Our complication rate was 16.8%, including 12.7% of Clavien I or II, which are minor complications that did not need additional intervention. According to the Clinical Research Office of the Endourological Society (CROES) study performed by Valdivia and coworkers, ⁸ complication rates were 19.2% for the supine position and 20.8% for the prone position. Our transfusion rate was 4.2% and was similar to those reported by the CrOES study and Neto and associates ¹¹ but lower than the one reported by Falahatkar and coworkers ⁴ (20.2%).

Most urologists believe that there is a higher risk of colon injury with patients in the supine position than in the prone position, but this is not true. It has been shown that when a CT scan is performed with the patient in a supine position and then in a prone position, the colon lies retrorenal and is at risk for injury in 1.8% and 10% of the cases, respectively. ^19,20 In addition, no instance of colon injury during a supine PCNL has been described in the literature. In our series, we also did not cause any colon injury or damage to other organs. Supracostal punctures were performed in 19.8% of the cases; all were under the 11th rib, and none caused significant pleural effusion.

A supracostal puncture in the supine position is relatively poorly studied. It has some peculiarities, because this procedure is usually performed over the tip of the 12th rib where the pleural reflection is not present. In our series, it was not associated with major complications. Most supracostal punctures were only detected after the postoperative CT scan. Neto and associates ¹¹ had a 4.5% rate of supracostal punctures, but they did not perform CT scans after the procedure, which could have increased the rate.

Tubeless csPCNL was performed in 38.3% of our cases, according to restricted criteria. Similar to Falahatkar and colleagues, ²¹ who evaluated 117 patients who underwent a tubeless csPCNL, we also did not observe any major complications. Tubeless csPCNL is associated with a lower intake of analgesics and a faster discharge from the hospital. ²²

Our study has some limitations. It was based on the outcomes of a single surgeon; therefore, other studies from different institutions and surgeons are necessary to validate the results. As it is a descriptive study, no control group was included. This study did not include any case of anomalous kidneys, such as pelvic or horseshoe kidneys; thus, it is not possible to apply our results to such situations. This study, however, involved a prospective series; all patients were controlled with CT scan preoperatively and postoperatively; complications were graded according to the modified Clavien score; and few patients were lost during follow-up.

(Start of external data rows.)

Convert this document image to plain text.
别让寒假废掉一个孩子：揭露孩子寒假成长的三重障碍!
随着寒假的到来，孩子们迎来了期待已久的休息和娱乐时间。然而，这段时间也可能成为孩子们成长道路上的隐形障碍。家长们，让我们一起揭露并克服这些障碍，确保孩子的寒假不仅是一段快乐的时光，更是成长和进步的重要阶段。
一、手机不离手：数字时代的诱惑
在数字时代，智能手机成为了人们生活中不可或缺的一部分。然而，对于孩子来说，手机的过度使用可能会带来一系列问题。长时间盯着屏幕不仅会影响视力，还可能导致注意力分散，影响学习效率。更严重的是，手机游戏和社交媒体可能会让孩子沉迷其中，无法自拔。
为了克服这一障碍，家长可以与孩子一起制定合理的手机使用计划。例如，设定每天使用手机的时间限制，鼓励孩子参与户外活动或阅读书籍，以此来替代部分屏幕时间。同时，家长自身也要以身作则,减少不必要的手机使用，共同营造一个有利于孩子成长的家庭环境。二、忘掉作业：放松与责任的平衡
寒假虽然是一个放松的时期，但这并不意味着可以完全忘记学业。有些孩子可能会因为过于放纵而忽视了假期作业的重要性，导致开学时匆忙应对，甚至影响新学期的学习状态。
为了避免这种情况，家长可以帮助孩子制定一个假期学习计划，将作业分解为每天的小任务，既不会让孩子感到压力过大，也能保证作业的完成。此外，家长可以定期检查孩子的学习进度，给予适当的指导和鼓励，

Our technique combined the advantages of the supine position with a wider field for puncture and instrument manipulation. In addition, patients remained in the same position during the entire procedure. It also proved safe and effective because of our high success rate and low complication and transfusion rates. Thus, we consider it a good option for all patients with normal kidneys.

Conclusion

Our modified complete supine PCNL is a safe, feasible, and effective procedure with excellent outcomes and a low rate of complications. It provides the same advantages as traditional supine PCNL and also provides a good area for kidney access and surgical instrumentation.